So I finally and formally met my new neighbor last night, after more than 3 months worth of doing the customary head nodding, can't say hello, but want to acknowledge that you're there thing. In a weird, odd sort of way, I will kind of miss the cat and mouse, now you see me, now you don't, who can make it into their respective home before the other, game of tag we've been playing. He of course, had no idea he was participating, which only goes to show you how well of a player I really am. (Rob from Survivor is a puppy next to me.)

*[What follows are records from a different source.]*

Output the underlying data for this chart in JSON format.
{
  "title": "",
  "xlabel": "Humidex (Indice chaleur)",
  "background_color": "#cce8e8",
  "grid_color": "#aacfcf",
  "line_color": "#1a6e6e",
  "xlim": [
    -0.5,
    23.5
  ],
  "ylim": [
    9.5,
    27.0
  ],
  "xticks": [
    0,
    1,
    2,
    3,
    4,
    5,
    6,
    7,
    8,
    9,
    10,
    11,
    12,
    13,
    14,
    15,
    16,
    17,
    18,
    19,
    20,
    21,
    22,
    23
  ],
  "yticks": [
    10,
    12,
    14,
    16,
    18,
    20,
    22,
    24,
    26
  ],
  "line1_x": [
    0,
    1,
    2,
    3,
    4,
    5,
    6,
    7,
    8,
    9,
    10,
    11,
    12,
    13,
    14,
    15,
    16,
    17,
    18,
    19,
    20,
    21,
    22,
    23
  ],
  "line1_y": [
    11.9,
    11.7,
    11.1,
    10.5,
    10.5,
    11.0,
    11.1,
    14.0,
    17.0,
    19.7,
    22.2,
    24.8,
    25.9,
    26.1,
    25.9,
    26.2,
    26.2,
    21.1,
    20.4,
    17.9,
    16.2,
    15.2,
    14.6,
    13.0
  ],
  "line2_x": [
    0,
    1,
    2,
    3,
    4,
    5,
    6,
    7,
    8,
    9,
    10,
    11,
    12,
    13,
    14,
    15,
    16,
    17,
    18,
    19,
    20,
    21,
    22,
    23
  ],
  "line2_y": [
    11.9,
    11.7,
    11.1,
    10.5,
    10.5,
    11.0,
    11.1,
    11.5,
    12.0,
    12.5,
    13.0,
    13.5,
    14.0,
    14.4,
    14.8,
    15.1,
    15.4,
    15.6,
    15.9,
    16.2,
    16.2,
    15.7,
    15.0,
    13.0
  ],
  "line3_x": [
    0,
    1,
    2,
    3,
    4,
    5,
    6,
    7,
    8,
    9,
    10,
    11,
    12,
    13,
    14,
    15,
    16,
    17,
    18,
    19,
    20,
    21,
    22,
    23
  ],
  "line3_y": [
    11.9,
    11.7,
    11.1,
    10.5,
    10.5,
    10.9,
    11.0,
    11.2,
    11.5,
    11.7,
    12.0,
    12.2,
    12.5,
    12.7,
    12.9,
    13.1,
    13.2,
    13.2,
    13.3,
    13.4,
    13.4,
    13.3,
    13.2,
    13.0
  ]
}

So there he was knocking on my door last night, in what I was sure was about to be his pledge of ultimate devotion. (Or extreme wishful thinking, on my part.) "Woo .. calm down girl." I said to myself, doing a quick check of my hair, in the mirror beside the front door. Tucking a stray wisp behind my ear, I decided to go for the sultry country girl look, that has inspired many a man to be committed and waited, baited breath and all, for him to wet my ears with words of love ... In my heart, I knew that he too had felt it too, from the moment our eyes met across the dark, glistening asphalt of our mutually shared driveway, that he was mine.
But in a brief moment of fear, (for the thought of my rejection had his insides in turmoil) he pushed his young daughter in front of my door and said, in a deep husky voice, "She's a little shy but she was hoping that your daughter might be able to come outside and play for a little while." As if I could say no, with all the pre-wedding arrangements running through my head. (Multi-tasking is not for me.)
So of course, I said yes, in that strange awkward moment when you go from being complete and total strangers, to people who converse and know each other by first name. It was in the same moment when we both spoke, offering each other introductions ... "I'm Stacey.", I said, taking his hand in mine, in what was a firm but very pleasing shake, not too soft, not too hard and thank goodness no clammy hands. Smiling and (still) shaking, he looked me straight in the eyes and said ...
"I'm Mike." (Nooooooooooooooooo!!!!!!)
Now think back to any movie you've ever seen, where the heroine, finds love, only to watch it slip right through her perfectly manicured hands. OK ... this was nothing like that. This was action in slow motion, as I tried to supress the "any name but that" expression from my face, wondering as I did, how it was possible that out of the millions of names he could have owned, why that particular one had to be his!
The one and only name that to me, is the equivalent of a natural disaster, whenever it comes into contact with my personal life. "Just say no and walk away.", I told myself, resisting the urge to slam the door in his face. "It's not his fault his mother named him Mike ... How could she have known?" Oh, it was a bitter turn of events.
Playing it cool, because I own the "Three C's" (Calm, cool and collected) rule of communicating with members of the opposite sex, I kept my emotions in check, as I explained the rules of outdoor play to him. "I don't let KC play in the driveway, or in the front yard ... Backyard is it, and she's not allowed on the side of the house where I can't see her. The way back is off limits too, just so you know there's a creek back there, it's not big, but this time of year it's swelled up from the spring rain and there's no telling how deep or fast moving it is. Beyond that, they've got more than enough space to run, jump and carry on like your typical seven year old."
I paused for a moment, willing air to draw into my lungs. Just when I thought I was going to have to think of something more to say, the phone rang ... "Excuse me for a moment.", I heard myself say, as I clicked the phone on. "Hello ... Can you hold one second please?"
"I'm sorry ... I need to take this call.", I said, turning to him, an apologetic look on my face. "It was really nice to finally meet you ..." Whew ... relief, I thought, sinking back against the door as I closed it, recalling the the phone still in my hands.
"Hello?" (Pause) "Nope, I'm sorry ... You must have the wrong number."